Nurses Week Comes Amidst Legislative Debate
Duluth Nurses Push Current Bill; Oppose Any Changes by Hospitals

DULUTH, Minn. – The stakes are high in Minnesota as national Nurses Week continues.
A legislative fight is underway at the state capitol over what is called the “Keeping Nurses at the Bedside Act.”
That fight came to the Duluth Labor Temple Tuesday. Nurses and their union representatives said Minnesota hospitals are not following parts of the agreement reached during their last contract negotiations. The nurses group said they are submitting a list to hospital officials that outlines what they describe as “dire situations” that now exist.
“We are imploring our elected officials in St. Paul to not bend to the blackmail tactics from Mayo Hospital and the Minnesota Hospital Association,” said Chris Rubesch, an RN at Essentia, and Vice President of the Minnesota Nurses Association. “As soon as we are done with this press conference today, each one of us is going to be calling the governor and urging him to stand with us and stand with the patients of Minnesota, demanding that the bill be passed intact by the legislature and delivered to him unchanged,” Rubesch said.
At the press conference, Mayor Emily Larson declared it “Nurses Week” in Duluth. Larson, who is running for re-election, included in her proclamation many of the issues nurses and their union raised during contract negotiations, and during the current debate in St. Paul. Nurses Week ends on May twelfth, which is Florence Nightingale’s birthday.

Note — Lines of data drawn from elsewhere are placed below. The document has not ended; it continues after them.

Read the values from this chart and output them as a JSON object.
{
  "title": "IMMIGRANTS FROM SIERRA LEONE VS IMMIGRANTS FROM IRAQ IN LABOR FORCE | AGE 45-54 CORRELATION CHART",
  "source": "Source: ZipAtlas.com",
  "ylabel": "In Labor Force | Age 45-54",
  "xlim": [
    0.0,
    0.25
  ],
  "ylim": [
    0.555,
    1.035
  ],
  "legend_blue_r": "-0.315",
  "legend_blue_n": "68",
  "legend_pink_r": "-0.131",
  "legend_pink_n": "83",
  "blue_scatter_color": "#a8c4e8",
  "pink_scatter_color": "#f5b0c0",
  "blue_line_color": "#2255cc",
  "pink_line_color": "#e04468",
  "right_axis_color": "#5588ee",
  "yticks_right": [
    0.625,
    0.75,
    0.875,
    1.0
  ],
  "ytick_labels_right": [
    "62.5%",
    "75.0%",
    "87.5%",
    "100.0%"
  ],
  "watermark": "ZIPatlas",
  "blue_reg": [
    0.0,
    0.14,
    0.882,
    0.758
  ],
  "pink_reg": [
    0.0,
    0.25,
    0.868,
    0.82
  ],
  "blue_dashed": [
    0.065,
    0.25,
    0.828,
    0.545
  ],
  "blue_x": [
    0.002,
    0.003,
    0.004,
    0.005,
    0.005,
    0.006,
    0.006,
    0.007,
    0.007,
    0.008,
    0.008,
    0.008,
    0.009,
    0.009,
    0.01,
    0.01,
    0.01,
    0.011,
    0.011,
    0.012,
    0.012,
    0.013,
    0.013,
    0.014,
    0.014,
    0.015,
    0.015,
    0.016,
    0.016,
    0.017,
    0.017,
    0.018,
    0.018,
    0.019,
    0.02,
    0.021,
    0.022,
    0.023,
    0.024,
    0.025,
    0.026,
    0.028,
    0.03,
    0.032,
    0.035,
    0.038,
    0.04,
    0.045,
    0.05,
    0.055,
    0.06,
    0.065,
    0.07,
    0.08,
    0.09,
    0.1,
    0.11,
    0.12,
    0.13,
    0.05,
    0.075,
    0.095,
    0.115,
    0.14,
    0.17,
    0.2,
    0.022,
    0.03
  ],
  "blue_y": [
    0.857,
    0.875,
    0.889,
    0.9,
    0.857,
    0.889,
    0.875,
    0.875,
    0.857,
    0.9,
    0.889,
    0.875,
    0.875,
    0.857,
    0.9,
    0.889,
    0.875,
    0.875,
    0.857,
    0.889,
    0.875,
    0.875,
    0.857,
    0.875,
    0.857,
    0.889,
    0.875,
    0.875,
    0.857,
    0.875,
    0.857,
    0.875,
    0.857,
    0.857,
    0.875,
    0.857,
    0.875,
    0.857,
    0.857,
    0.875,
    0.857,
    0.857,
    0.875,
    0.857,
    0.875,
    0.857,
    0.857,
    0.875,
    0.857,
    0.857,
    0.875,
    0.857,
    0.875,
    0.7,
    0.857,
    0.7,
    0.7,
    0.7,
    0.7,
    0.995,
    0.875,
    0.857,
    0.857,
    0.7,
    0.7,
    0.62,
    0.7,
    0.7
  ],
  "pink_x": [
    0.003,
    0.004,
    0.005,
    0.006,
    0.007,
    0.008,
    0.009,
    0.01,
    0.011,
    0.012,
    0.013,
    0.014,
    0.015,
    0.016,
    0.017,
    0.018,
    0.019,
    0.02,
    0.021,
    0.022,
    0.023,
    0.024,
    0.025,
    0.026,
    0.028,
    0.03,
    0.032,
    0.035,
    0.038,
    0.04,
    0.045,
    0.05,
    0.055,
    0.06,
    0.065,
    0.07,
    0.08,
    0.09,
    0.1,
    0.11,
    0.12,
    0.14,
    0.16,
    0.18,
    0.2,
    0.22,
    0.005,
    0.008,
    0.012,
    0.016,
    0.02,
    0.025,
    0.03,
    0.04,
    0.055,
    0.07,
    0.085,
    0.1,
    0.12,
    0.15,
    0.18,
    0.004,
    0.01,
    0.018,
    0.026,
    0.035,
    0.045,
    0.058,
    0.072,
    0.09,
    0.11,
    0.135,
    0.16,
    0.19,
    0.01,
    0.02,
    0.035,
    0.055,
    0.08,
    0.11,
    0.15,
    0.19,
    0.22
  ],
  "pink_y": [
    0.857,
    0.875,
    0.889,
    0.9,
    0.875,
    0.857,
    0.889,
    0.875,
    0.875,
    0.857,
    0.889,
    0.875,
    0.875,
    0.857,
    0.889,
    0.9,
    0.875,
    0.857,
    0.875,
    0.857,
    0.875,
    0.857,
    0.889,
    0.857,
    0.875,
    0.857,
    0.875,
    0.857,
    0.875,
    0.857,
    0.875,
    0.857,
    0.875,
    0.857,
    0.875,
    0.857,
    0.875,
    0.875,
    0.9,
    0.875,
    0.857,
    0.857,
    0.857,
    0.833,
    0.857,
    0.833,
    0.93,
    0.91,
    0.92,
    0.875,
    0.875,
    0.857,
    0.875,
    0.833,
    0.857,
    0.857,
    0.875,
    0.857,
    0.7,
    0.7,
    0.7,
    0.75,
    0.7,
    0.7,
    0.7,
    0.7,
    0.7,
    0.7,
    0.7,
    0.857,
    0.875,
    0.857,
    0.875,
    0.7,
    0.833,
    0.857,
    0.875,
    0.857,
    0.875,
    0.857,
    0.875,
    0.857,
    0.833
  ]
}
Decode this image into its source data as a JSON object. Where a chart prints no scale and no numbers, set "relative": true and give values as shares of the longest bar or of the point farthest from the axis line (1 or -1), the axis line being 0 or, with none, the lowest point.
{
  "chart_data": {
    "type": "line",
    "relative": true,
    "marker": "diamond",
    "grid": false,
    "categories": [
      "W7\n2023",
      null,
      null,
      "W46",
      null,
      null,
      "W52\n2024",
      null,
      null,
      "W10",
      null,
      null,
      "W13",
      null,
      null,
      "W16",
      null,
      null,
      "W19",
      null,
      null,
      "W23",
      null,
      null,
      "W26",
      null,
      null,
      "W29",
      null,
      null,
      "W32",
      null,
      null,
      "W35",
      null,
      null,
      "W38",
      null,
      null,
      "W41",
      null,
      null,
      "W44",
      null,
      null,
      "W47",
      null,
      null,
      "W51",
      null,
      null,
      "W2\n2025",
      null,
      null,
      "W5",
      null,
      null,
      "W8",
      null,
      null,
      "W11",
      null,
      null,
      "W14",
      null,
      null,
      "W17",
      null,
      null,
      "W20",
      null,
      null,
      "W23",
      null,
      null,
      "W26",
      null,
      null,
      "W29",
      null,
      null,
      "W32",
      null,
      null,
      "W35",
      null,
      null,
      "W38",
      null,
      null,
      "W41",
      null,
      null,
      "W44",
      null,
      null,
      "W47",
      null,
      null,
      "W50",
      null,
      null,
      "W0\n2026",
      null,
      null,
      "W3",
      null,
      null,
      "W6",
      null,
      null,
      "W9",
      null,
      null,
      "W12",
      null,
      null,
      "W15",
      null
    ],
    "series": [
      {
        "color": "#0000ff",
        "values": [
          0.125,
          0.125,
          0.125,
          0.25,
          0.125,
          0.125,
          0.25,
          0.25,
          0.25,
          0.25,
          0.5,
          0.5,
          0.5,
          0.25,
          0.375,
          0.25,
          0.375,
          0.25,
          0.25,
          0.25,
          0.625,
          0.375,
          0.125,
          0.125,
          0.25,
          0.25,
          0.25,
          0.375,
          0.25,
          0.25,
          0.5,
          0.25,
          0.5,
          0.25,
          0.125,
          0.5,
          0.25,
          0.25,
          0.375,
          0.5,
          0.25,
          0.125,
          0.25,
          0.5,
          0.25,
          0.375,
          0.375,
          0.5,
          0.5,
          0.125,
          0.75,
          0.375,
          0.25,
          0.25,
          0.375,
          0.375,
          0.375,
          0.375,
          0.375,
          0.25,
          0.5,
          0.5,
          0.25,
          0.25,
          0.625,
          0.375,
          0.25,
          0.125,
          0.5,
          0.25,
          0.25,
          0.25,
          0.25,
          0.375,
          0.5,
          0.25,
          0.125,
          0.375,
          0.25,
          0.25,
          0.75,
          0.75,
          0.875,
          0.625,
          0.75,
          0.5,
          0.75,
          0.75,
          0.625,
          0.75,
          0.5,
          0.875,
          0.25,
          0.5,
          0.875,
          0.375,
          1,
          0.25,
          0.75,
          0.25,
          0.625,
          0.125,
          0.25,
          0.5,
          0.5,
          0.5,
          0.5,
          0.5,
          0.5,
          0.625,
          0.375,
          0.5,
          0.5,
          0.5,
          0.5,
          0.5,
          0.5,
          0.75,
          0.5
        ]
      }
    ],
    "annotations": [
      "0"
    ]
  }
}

“As I watch the nurses who helped shape me retire, I look toward to the next generation of nurses joining the fold,” said Lisa Hultstrom, an RN at St. Luke’s. “I am energized when I reflect on the history of nurses. Conjuring up names like Clara Barton, founder of the American Red Cross. Hildegard Peplau, a nurse theorist whose work became integral in psychiatric nursing. And Mary Eliza Mahoney, the first female, African American nurse licensed in the U.S., earning her license in 1879 as one of only three of forty that graduated from her program,” Hultstrom said.
On Friday, Enger Tower will be lit red, in recognition of both Nightingale, and the end of Nurses Week.